Use this file to discover all available pages before exploring further.

This page lists the operational characteristics of Synap Cloud so you can plan capacity, set SLOs, and design fallback behavior. Numbers below are targets, not contractual SLAs — for contractual commitments contact [email protected].

Latency targets (P95)

OperationModeTypical P95Alert threshold
memories.create() (single)fast< 100 ms> 300 ms
memories.create() (single)long-range< 200 ms (returns immediately, processing async)> 500 ms
memories.batch_create()< 500 ms (queues batch)> 2000 ms
conversation.context.fetch()fast< 150 ms> 500 ms
conversation.context.fetch()accurate< 600 ms> 1500 ms
conversation.context.compact()2–15 s depending on conversation length> 30 s
conversation.context.get_context_for_prompt() (cached)< 20 ms (local SDK cache hit)> 100 ms
conversation.context.get_compacted() (cached)< 20 ms> 100 ms
These are end-to-end measurements from the SDK call site, including network. Latency is measured at the SDK transport layer and emitted as telemetry — you can verify against your own measurements via the Dashboard’s Latency view. The numbers assume the SDK is co-located with the target Synap region. Cross-region calls (e.g., SDK in us-west-2 calling Synap in us-east-1) add ~70 ms of round-trip network.

Rate limits

Per Instance, per minute, defaults:
Endpoint groupLimitHeaders returned on 429
Ingestion (memories.*)600 req/minRetry-After, X-RateLimit-Reset
Retrieval (*.context.fetch, get_context_for_prompt, get_compacted)1,200 req/minRetry-After, X-RateLimit-Reset
Compaction (compact)60 req/min per conversationRetry-After
Conversation messages (record_message, record_messages_batch)1,800 req/minRetry-After
The SDK retries RateLimitError automatically with exponential backoff and honors the server’s Retry-After. If you consistently hit rate limits, contact [email protected] to request a higher limit — limits are tuneable per Instance.

Payload limits

FieldLimit
document body (single ingest)256 KB
Batch ingest payload4 MB total, max 100 documents per request
metadata dict8 KB serialized
search_query listMax 16 queries, each ≤ 512 chars
record_message content64 KB per message
Total messages per conversation (before compaction)No hard cap, but plan to call compact() past 10K tokens
Documents exceeding the single-ingest limit will return 400 InvalidInputError.
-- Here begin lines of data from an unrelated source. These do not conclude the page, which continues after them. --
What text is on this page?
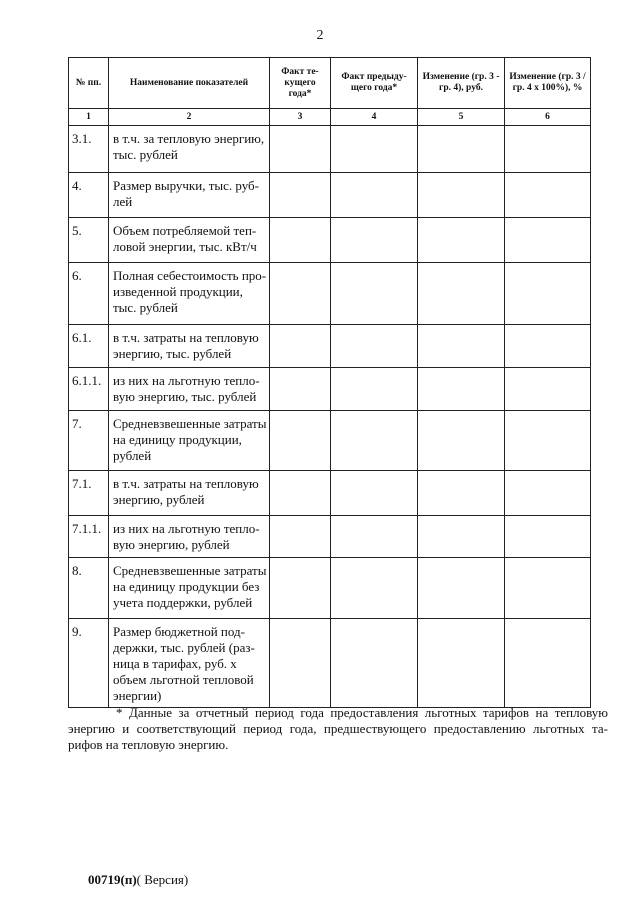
2
№ пп.	Наименование показателей	Факт те-кущего года*	Факт предыду-щего года*	Изменение (гр. 3 - гр. 4), руб.	Изменение (гр. 3 / гр. 4 х 100%), %
1	2	3	4	5	6
3.1.	в т.ч. за тепловую энергию, тыс. рублей				
4.	Размер выручки, тыс. руб-лей				
5.	Объем потребляемой теп-ловой энергии, тыс. кВт/ч				
6.	Полная себестоимость про-изведенной продукции, тыс. рублей				
6.1.	в т.ч. затраты на тепловую энергию, тыс. рублей				
6.1.1.	из них на льготную тепло-вую энергию, тыс. рублей				
7.	Средневзвешенные затраты на единицу продукции, рублей				
7.1.	в т.ч. затраты на тепловую энергию, рублей				
7.1.1.	из них на льготную тепло-вую энергию, рублей				
8.	Средневзвешенные затраты на единицу продукции без учета поддержки, рублей				
9.	Размер бюджетной под-держки, тыс. рублей (раз-ница в тарифах, руб. х объем льготной тепловой энергии)				
* Данные за отчетный период года предоставления льготных тарифов на тепловую энергию и соответствующий период года, предшествующего предоставлению льготных та-рифов на тепловую энергию.
00719(п)( Версия)
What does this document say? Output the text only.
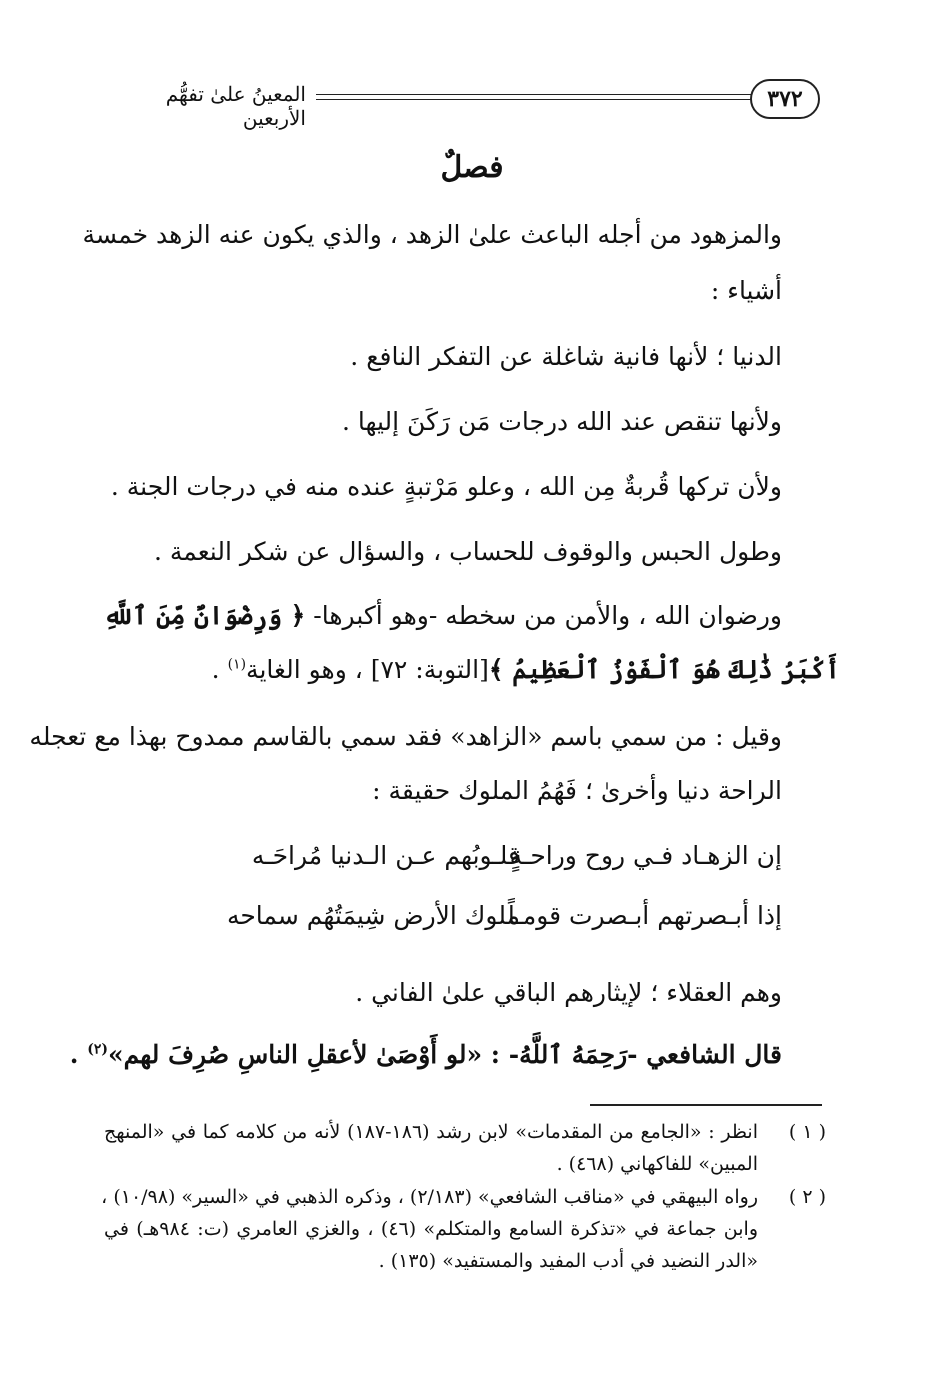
المعينُ علىٰ تفهُّم الأربعين
٣٧٢
فصلٌ
والمزهود من أجله الباعث علىٰ الزهد ، والذي يكون عنه الزهد خمسة
أشياء :
الدنيا ؛ لأنها فانية شاغلة عن التفكر النافع .
ولأنها تنقص عند الله درجات مَن رَكَنَ إليها .
ولأن تركها قُربةٌ مِن الله ، وعلو مَرْتبةٍ عنده منه في درجات الجنة .
وطول الحبس والوقوف للحساب ، والسؤال عن شكر النعمة .
ورضوان الله ، والأمن من سخطه -وهو أكبرها- ﴿ وَرِضْوَانٌ مِّنَ ٱللَّهِ
أَكْبَرُ ذَٰلِكَ هُوَ ٱلْفَوْزُ ٱلْعَظِيمُ ﴾[التوبة: ٧٢] ، وهو الغاية$^{(١)}$ .
وقيل : من سمي باسم «الزاهد» فقد سمي بالقاسم ممدوح بهذا مع تعجله
الراحة دنيا وأخرىٰ ؛ فَهُمُ الملوك حقيقة :
إن الزهـاد فـي روح وراحـةٍ
قلـوبُهم عـن الـدنيا مُراحَـه
إذا أبـصرتهم أبـصرت قومـاً
ملوك الأرض شِيمَتُهُم سماحه
وهم العقلاء ؛ لإيثارهم الباقي علىٰ الفاني .
قال الشافعي -رَحِمَهُ ٱللَّهُ- : «لو أَوْصَىٰ لأعقلِ الناسِ صُرِفَ لهم»$^{(٢)}$ .
( ١ )
انظر : «الجامع من المقدمات» لابن رشد (١٨٦-١٨٧) لأنه من كلامه كما في «المنهج
المبين» للفاكهاني (٤٦٨) .
( ٢ )
رواه البيهقي في «مناقب الشافعي» (٢/١٨٣) ، وذكره الذهبي في «السير» (١٠/٩٨) ،
وابن جماعة في «تذكرة السامع والمتكلم» (٤٦) ، والغزي العامري (ت: ٩٨٤هـ) في
«الدر النضيد في أدب المفيد والمستفيد» (١٣٥) .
Use the file upload endpoint (memories.create_from_file) or chunk client-side for large source documents.

Concurrency

ResourceLimit
Concurrent compact() jobs per Instance8 (subsequent requests queue)
Concurrent SDK gRPC anticipation streams per API key1
HTTP connections per SDK instance32 (configurable via SDKConfig.timeouts)
The SDK pools HTTP connections automatically. You generally don’t need to tune this unless you’re running highly parallel ingestion.

Capacity planning

Rule-of-thumb numbers for sizing:
  • One agent turn (retrieve + ingest) ≈ 2 Synap API calls, ~200 ms added latency, ~3 KB of payload.
  • One conversation lifecycle (10 turns + 1 compaction) ≈ 21 API calls.
  • Storage ≈ ~2 KB / memory (vector + graph + metadata). 10K memories per user ≈ 20 MB.
  • Throughput per Instance: comfortable up to ~10 turns/sec sustained. Above that, talk to us.

Status and monitoring

What’s NOT yet rate-limited or capped

Stated explicitly so you know what to monitor yourself until we add server-side enforcement:
  • Number of distinct conversations per Instance.
  • Number of distinct users / customers per Instance.
  • Memory retention age — no automatic expiry; configure your retention policy in MACA.
  • gRPC stream payload size — practical limits are network-bound, not enforced.
If you anticipate hitting any of these at scale, surface it during sales / Solutions Engineering so we can pre-provision.